After departing Dr. Hanna's office, a visit for which they eventually charged me forty-two bucks, promising it would only be about three hundred to remove the irritating cyst that itches my left eye every time I blink, Jetta and I headed up North State Street, pulled into the parking lot beside the Forks Market and stopped in the shade of a locust tree. I left my pregnant girlfriend on Facebook in the truck and walked in to pick up a six pack of Poleeko Gold pale ale.
They still butcher all day in the Forks Market. Usually people are waiting in line for cuts of meat, but this time the employees were engaged in a discussion about Black Bart, the famous bank and stage coach robber who haunted Mendocino County in the days before the Willits bypass. They were discussing the authenticity of several rocks that Black Bart supposedly hid behind before performing his robberies.
"The rock Black Bart hid behind isn't the same one on the 101 now," said a gray-bearded man, perhaps the proprietor of the Forks Market. "Those rocks are down in the valley. They were tossed aside by early road crews."
"Yeah, when you think about how the highways are even now, the condition they're in after a wet winter, you got to figure what they called a road then was loosely defined," I interjected. "In the stage coach days you would have been bumping along pretty slowly."
"You know his shotgun was never loaded? He was an educated man. Nobody could believe he was Black Bart when the detectives finally traced his bloody handkercheif to a cleaning service in San Francisco."
We delved further into Black Bart history while the guy rung up the toll on the beer.
"He was deathly afraid of horses, and performed all his robberies on foot."
"Well when you think about it, on foot you would be in a better position to carry out an ambush," I said, counting out the $10.83. I always try to pay for beer with exact change. Cashiers appreciate that.

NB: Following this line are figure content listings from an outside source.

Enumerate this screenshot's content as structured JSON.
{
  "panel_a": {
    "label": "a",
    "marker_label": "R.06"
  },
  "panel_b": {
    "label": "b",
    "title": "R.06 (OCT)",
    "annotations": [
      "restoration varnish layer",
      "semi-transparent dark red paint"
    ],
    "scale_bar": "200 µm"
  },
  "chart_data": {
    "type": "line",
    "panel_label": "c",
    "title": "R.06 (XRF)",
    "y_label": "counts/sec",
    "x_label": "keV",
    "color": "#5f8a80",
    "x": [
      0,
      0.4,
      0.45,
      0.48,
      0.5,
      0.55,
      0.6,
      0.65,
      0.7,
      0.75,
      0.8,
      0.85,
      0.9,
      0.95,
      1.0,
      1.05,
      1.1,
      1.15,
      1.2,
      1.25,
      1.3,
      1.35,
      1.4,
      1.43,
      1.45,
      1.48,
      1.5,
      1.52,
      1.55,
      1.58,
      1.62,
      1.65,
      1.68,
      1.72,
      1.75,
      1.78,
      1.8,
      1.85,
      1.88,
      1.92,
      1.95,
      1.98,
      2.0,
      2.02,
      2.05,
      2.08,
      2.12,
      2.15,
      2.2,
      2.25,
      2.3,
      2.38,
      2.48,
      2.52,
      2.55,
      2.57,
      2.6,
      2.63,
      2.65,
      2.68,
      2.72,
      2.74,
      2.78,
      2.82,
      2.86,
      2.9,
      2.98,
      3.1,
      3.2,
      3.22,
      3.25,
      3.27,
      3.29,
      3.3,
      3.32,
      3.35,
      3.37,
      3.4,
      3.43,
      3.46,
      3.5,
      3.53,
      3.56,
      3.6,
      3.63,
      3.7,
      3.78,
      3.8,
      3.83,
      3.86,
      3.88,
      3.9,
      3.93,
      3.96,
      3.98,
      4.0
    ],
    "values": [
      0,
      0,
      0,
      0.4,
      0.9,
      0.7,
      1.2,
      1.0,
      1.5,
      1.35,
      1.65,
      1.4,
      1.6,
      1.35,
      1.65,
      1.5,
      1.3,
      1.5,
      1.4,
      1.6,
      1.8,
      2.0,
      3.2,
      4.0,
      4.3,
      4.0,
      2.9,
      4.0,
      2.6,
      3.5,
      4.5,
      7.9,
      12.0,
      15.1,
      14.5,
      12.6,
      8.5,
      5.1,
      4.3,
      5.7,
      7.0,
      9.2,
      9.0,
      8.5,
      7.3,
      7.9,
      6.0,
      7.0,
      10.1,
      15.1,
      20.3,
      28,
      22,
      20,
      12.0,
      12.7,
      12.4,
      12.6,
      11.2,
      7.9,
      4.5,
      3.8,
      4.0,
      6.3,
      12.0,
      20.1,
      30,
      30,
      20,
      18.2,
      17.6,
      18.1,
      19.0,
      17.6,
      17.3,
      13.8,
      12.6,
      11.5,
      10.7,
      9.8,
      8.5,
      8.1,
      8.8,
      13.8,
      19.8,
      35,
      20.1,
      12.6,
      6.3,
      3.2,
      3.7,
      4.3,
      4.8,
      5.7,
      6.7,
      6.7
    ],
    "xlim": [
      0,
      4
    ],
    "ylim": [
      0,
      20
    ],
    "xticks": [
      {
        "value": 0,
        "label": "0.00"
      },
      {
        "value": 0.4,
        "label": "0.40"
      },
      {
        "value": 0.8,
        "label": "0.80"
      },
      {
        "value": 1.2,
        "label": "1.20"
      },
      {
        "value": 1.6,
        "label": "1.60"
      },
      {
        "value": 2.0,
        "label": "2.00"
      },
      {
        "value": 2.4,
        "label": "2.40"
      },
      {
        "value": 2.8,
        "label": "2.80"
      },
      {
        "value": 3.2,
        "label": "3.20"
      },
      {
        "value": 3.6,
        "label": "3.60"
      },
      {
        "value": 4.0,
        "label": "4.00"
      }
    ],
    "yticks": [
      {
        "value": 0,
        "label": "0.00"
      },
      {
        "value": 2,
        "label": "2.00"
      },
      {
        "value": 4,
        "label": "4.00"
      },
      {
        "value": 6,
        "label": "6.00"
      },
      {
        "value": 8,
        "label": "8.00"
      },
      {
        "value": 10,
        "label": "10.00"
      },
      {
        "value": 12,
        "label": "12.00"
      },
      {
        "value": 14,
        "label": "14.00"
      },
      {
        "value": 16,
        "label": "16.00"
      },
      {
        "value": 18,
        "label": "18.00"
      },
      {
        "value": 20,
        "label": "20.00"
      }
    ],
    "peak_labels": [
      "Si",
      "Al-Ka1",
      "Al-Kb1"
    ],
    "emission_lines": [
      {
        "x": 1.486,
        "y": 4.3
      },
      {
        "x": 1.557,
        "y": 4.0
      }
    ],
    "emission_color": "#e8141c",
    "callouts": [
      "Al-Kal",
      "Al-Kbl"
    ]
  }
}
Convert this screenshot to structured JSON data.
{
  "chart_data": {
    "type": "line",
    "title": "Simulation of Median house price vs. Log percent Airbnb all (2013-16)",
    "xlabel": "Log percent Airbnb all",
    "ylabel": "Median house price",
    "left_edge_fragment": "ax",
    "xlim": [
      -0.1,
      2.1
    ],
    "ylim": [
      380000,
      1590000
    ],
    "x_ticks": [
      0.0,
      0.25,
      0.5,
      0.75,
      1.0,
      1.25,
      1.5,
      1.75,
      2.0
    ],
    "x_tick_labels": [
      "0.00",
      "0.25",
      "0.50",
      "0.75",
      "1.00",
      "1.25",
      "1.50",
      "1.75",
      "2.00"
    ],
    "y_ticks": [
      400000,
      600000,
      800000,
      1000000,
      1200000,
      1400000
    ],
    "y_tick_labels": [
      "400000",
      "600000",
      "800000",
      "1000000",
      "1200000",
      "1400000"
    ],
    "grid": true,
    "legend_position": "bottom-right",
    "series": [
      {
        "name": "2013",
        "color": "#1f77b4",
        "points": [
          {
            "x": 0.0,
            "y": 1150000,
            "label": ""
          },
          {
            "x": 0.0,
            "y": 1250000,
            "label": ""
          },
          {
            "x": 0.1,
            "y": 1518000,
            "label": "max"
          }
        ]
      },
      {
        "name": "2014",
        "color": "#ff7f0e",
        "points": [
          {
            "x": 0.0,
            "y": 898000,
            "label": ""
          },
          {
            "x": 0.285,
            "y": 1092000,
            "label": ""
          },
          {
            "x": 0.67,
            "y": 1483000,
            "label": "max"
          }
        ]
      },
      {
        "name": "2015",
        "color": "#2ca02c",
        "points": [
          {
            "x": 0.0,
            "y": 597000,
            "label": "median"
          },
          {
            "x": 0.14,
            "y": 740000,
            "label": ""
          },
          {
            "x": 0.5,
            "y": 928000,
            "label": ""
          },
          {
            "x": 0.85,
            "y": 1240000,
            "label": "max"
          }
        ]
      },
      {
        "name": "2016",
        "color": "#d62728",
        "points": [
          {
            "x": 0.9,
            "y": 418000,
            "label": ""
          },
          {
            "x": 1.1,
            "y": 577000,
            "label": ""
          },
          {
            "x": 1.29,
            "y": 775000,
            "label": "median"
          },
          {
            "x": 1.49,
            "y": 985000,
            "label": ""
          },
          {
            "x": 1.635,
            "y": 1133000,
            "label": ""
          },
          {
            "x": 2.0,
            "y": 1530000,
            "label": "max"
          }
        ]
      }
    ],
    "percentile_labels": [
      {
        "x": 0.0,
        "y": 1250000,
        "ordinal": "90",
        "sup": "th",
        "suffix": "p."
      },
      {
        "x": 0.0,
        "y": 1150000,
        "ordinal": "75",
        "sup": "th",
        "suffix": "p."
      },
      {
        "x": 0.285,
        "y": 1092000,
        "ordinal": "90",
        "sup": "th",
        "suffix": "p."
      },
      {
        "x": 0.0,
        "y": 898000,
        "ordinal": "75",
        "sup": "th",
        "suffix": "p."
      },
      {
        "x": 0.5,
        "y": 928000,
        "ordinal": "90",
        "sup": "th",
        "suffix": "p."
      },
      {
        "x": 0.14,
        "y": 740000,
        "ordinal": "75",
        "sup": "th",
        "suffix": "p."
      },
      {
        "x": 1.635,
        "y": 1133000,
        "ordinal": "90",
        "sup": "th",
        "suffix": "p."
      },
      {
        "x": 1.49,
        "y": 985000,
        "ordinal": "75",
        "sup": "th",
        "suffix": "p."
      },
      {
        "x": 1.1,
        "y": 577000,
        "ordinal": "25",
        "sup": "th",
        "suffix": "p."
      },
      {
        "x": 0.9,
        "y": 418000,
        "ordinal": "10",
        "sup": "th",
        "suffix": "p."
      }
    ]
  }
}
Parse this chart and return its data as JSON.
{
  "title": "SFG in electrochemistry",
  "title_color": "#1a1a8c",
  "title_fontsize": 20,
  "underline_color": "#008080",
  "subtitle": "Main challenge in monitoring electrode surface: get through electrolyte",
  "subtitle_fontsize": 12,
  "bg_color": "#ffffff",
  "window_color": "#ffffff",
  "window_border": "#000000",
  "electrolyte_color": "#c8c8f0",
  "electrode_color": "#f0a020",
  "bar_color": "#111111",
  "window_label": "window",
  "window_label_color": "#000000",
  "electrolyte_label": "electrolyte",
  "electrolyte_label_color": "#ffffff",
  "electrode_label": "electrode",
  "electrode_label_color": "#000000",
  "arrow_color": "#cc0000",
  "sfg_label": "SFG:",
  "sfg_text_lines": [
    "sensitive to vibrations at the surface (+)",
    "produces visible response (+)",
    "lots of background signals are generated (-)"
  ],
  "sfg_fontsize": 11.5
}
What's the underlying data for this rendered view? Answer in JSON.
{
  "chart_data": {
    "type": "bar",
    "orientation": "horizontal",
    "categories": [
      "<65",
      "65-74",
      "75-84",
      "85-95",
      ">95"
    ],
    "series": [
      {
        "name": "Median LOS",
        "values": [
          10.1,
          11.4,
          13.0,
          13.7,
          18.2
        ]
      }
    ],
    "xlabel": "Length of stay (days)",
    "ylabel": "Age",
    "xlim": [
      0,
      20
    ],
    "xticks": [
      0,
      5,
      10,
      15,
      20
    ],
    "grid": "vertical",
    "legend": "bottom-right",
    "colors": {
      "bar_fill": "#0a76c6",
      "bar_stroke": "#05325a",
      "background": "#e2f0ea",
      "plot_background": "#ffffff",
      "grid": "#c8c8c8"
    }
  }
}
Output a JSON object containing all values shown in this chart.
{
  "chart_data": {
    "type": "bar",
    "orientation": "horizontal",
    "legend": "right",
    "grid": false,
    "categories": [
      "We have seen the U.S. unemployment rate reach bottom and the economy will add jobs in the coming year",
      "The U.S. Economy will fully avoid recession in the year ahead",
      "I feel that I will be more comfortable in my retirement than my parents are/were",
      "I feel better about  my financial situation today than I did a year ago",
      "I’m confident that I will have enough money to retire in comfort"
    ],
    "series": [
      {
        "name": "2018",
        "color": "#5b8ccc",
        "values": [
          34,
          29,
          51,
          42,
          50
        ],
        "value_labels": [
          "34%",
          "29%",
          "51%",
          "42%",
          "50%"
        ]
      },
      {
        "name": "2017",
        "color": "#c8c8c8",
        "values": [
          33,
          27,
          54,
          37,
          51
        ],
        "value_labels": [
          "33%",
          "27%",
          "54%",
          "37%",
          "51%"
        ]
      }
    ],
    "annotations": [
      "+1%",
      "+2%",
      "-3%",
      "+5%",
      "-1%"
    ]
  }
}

After picking up the beer, I returned to the truck where Jetta had discovered some meaningful wisdom on Facebook that had to be related immediately. We took Lake Mendocino past the Chevron Station, turned right at the truck entrance for the Parducci Winery, and had to pause halfway down the road when we ran into the guy who is in charge of their employee gardens, he said. They were planting an open-pollenated, certified organic sweetcorn from Johnny's Selected Seeds that is reputed to be comparable to modern super-sweet hybrids.
I neglected to catch the fellow's name on that trip, but he wore a straw cowboy hat and said that he was employed by the winery to grow organic crops, also supplying free range pork and eggs for their workers and staff. "It's a great gig," he said. "That sun is really intense. I gotta get back to work."
"The sun is practically brilliant today," I said.